Citation from more authoritative sources may be required to learn what the plan for Debian is.

That is because RootSudo - Community Help Wiki contradicts it and says

gksu has been replaced by pkexec, but even pkexec is being deprecated by the mainline Ubuntu developers. They have taken the position that file manipulation and editing under root should be restricted to the command line.

Also citation required.

Patrick · October 8, 2019, 3:48am

Very much citation required since RootSudo - Community Help Wiki also says:

March 14, 2019 PLEASE NOTE: This wiki article is being significanly rewritten as it contains a good deal of old, dated and possibly questionable material. Using caution and consulting with others on the Ubuntu Forums or Ask Ubuntu is highly recommended!

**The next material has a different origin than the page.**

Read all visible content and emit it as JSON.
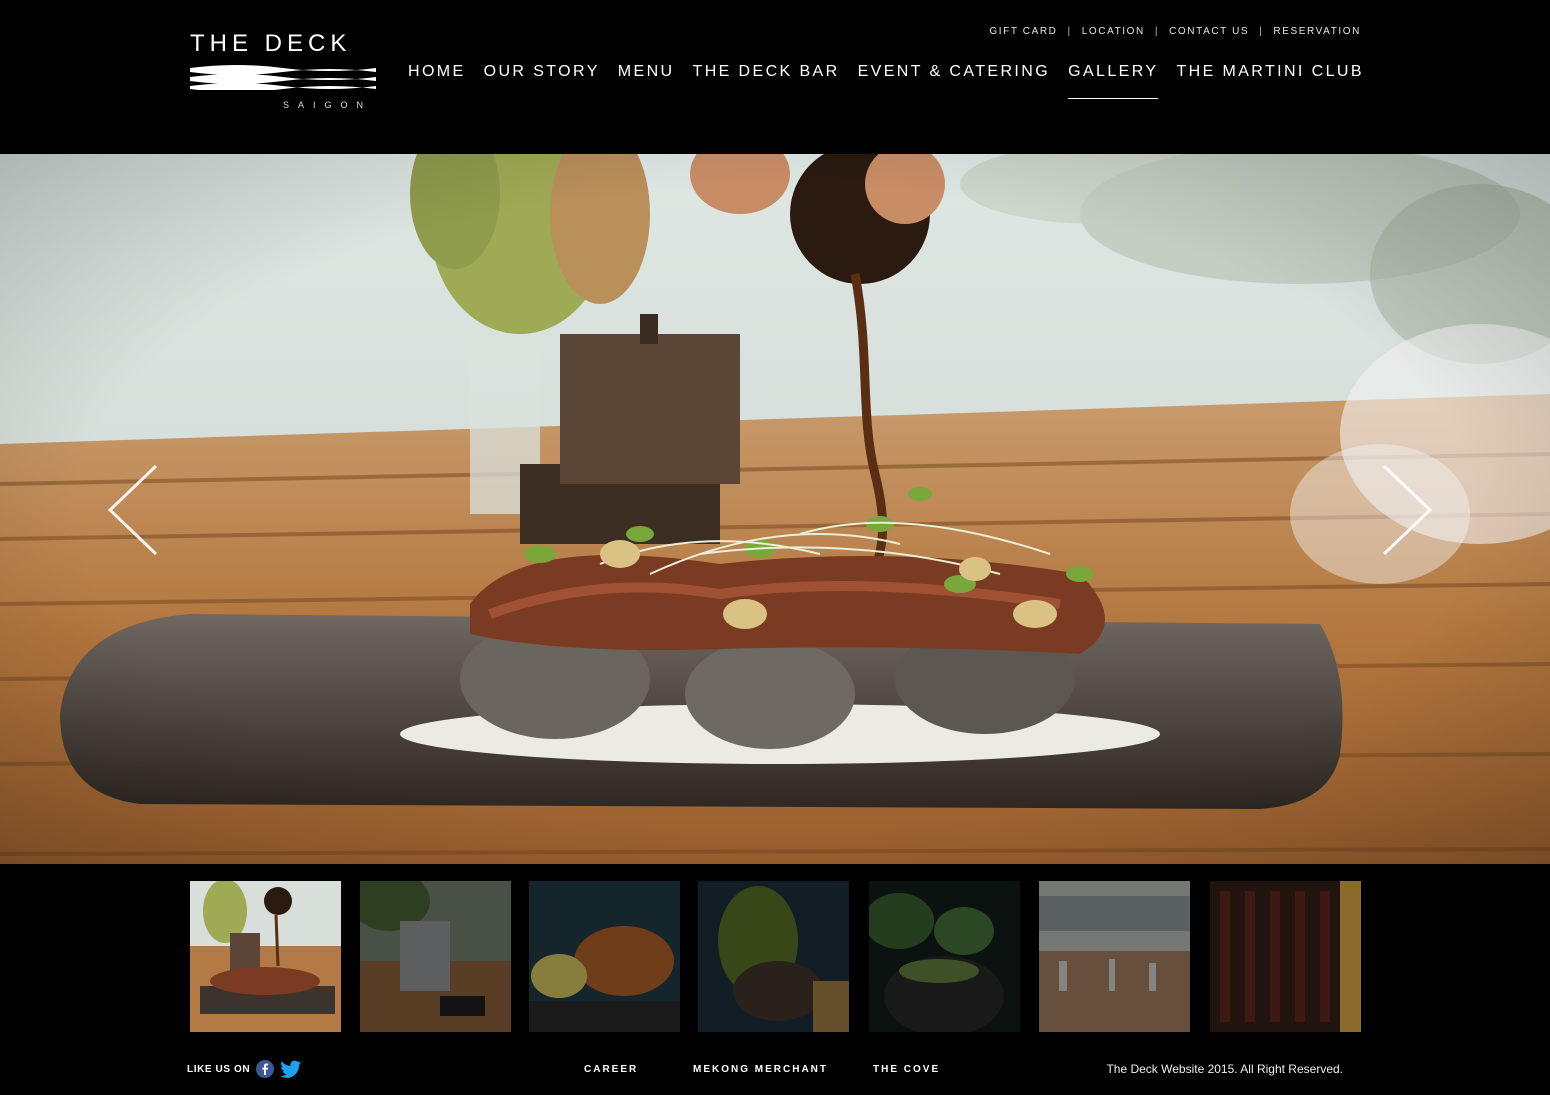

HulaHoop · November 3, 2019, 11:59pm

New bug I ran into: GUI editing of whonix firewall no longer opens/responds

Patrick · November 4, 2019, 6:18am

I.e. Try run this manually on command line:

/usr/lib/whonix-firewall/firewall50user

bash -x /usr/lib/whonix-firewall/firewall50user

sudoedit /etc/whonix_firewall.d/50_user.conf

ls -la /etc/whonix_firewall.d/50_user.conf

cat /etc/whonix_firewall.d/50_user.conf

env | grep -i VISUAL

expected output:

VISUAL=mousepad

The VISUAL environment variable influences whether sudoedit will work in GUI or not.

HulaHoop · November 4, 2019, 1:34pm

The first three commands open mousepad,

env | grep -i VISUAL

gives the expected out put but the link in the whisker menu doesn;t respond at all.